Disturbance rejection study for sinusoidal disturbance of 5π/180 rad and 2π rad/s

It can be observed from Fig. 23 that the response obtained from FOFPD-GP is the least unwavering, as it doesn’t oscillate from its mean position as much as the response of other controllers. Therefore, the IAE and ISE values also come out to be lowest for FOFPD-GP. Table 6 shows the IAE and ISE values of the controllers for the case of constant frequency and varying amplitudes.

Table 6 Performance analysis: disturbance of constant frequency and varying amplitude at D2

Table 6 again confirms that controllers with fractional components outperformed the controllers with integer derivatives and FOFPD-GP offers the best response among all the controllers.

Next, amplitude of the sinusoidal disturbance is taken to be π/180 rad/s. Controller outputs for amplitude π/180 rad and frequency π rad/s are shown in Fig. 24.

Fig. 24
figure 24

Disturbance rejection study for sinusoidal disturbance of π/180 rad and π rad/s

Again, it is revealed from Fig. 24 that the response obtained from FOFPD-GP is more robust, as it doesn’t oscillate from its mean position as much as the response of FPD-GP, FOFPD and FPD controllers. Therefore, the IAE and ISE values are also lowest for FPD-GP. Table 7 compares the IAE and ISE values for constant amplitude and varying frequencies:

Table 7 Performance analysis: disturbance of constant amplitude and varying frequency at D2

As can be proved from Table 7, FOFPD-GP and FOFPD controllers perform considerably better than their integer counterparts, FPD-GP and FPD respectively.

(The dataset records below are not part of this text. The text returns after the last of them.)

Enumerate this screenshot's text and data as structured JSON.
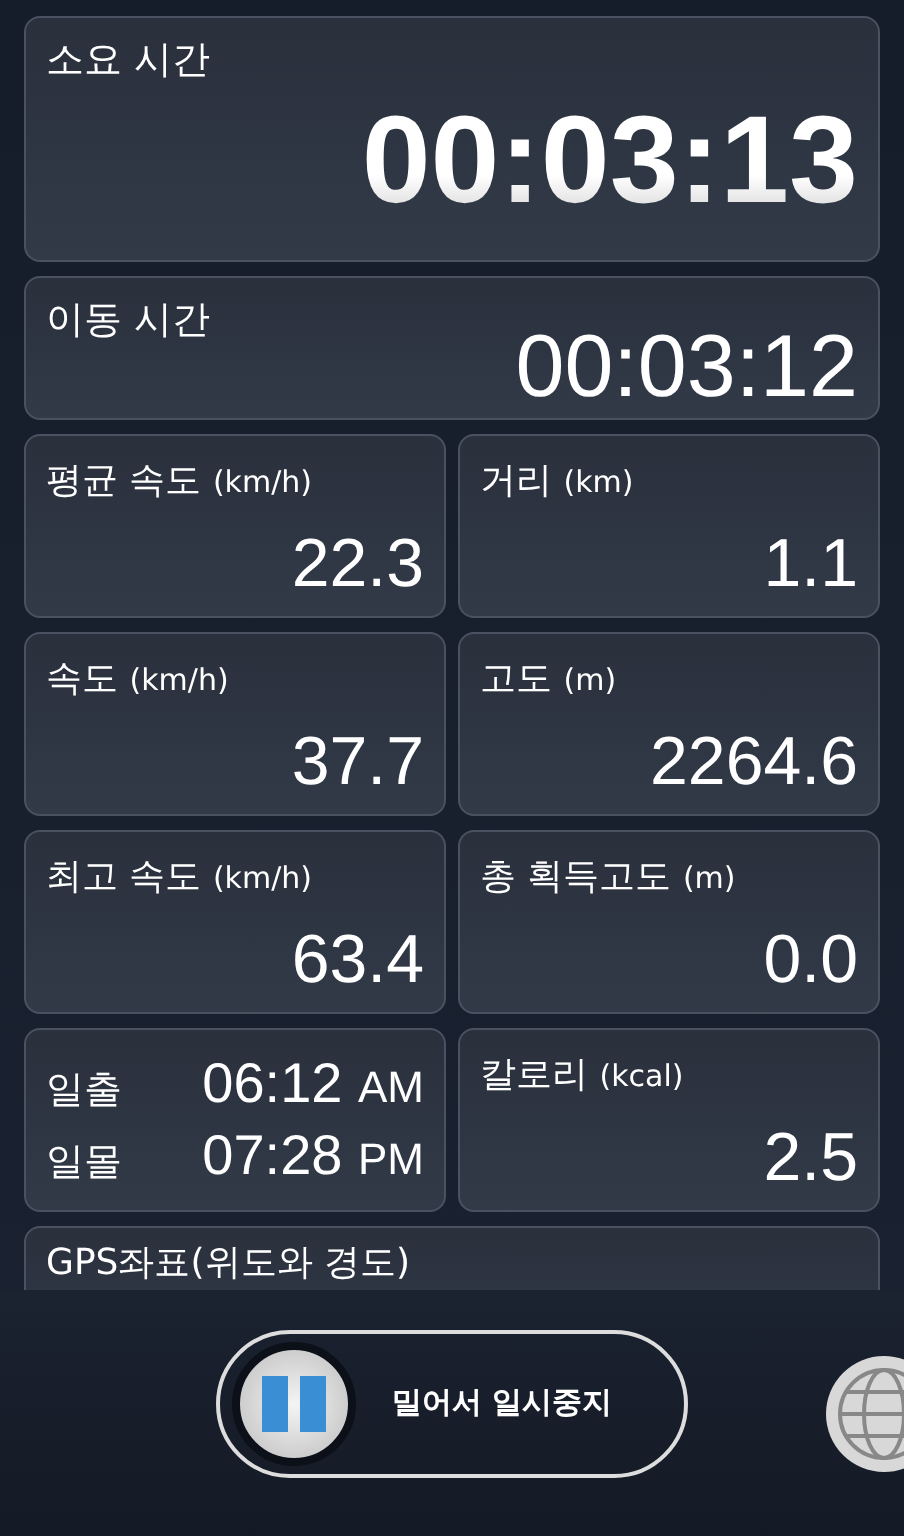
{
  "timers": [
    {
      "label": "소요 시간",
      "value": "00:03:13",
      "kind": "large"
    },
    {
      "label": "이동 시간",
      "value": "00:03:12",
      "kind": "normal"
    }
  ],
  "cells": [
    {
      "kind": "stat",
      "label": "평균 속도",
      "unit": "(km/h)",
      "value": "22.3"
    },
    {
      "kind": "stat",
      "label": "거리",
      "unit": "(km)",
      "value": "1.1"
    },
    {
      "kind": "stat",
      "label": "속도",
      "unit": "(km/h)",
      "value": "37.7"
    },
    {
      "kind": "stat",
      "label": "고도",
      "unit": "(m)",
      "value": "2264.6"
    },
    {
      "kind": "stat",
      "label": "최고 속도",
      "unit": "(km/h)",
      "value": "63.4"
    },
    {
      "kind": "stat",
      "label": "총 획득고도",
      "unit": "(m)",
      "value": "0.0"
    },
    {
      "kind": "sun",
      "rows": [
        {
          "label": "일출",
          "time": "06:12",
          "period": "AM"
        },
        {
          "label": "일몰",
          "time": "07:28",
          "period": "PM"
        }
      ]
    },
    {
      "kind": "stat",
      "label": "칼로리",
      "unit": "(kcal)",
      "value": "2.5"
    }
  ],
  "gps": {
    "label": "GPS좌표(위도와 경도)"
  },
  "slider": {
    "label": "밀어서 일시중지",
    "level": 0
  }
}
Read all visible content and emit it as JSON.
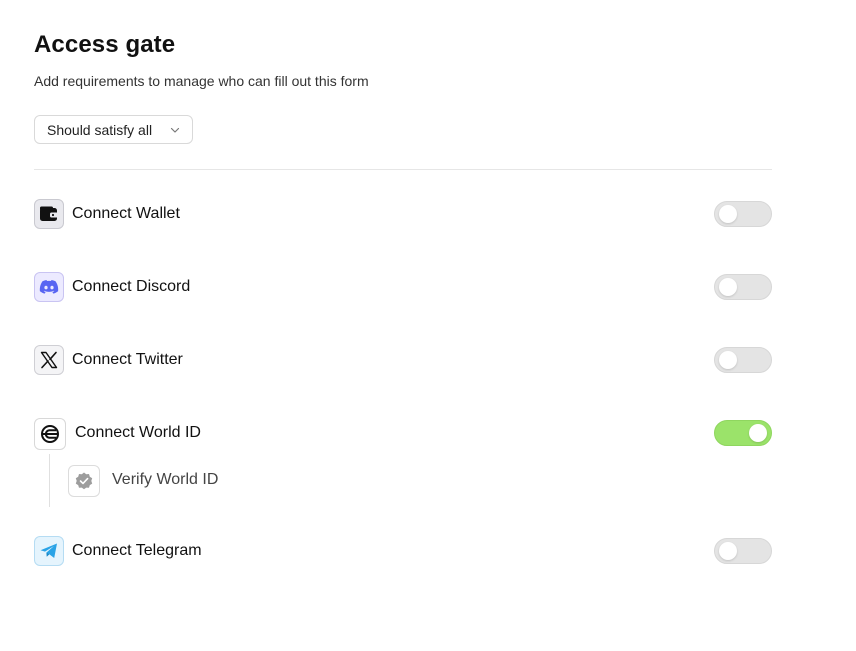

Further, it is to be noted from Table 7, that FOFPD-GP outperformed FPD-GP, FOFPD and FPD controllers.

8 Conclusions and Future Scope

Fractional Order Fuzzy PD with Grey Predictor (FOFPD-GP), Fuzzy PD with Grey Predictor (FPD-GP), Fractional Order Fuzzy PD (FOFPD) and Fuzzy PD (FPD) controllers were successfully implemented and compared on a moving cart inverted pendulum. The simulations were done using Simulink on MATLAB. Initially, an impulse disturbance was given to the plant model for which the plant was tuned for minimum settling time using inbuilt optimization tool Genetic Algorithm. It was observed that the settling time of FOFPD-GP was improved from FPD by 2.88 times, from FPD-GP by 2.11 times and FOFPD by 2 times. Based on these facts, it is deduced that FOFPD-GP controller outperformed the other controllers under investigation.

Further, when sinusoidal disturbances were given at plant input and plant output, it was noted that the Integral of Absolute Error (IAE) and Integral of Square Error (ISE) values for FOFPD-GP came out to be better than FOFPD, FPD-GP and FPD for both the disturbances when the amplitude was kept constant and frequency was varied or when frequency was kept constant and amplitude was varied. Overall FOFPD-GP offered better responses than FOFPD, FPD-GP and FPD controllers in all the investigated cases for the moving cart inverted pendulum.

As a future scope, effectiveness of other inference mechanisms, different membership functions, defuzzification methods and other control varieties of fuzzy control schemes may be explored for moving cart inverted pendulum or such complex plants. Additionally, new and advanced and optimization techniques can also be applied to further effectively tune the control gains.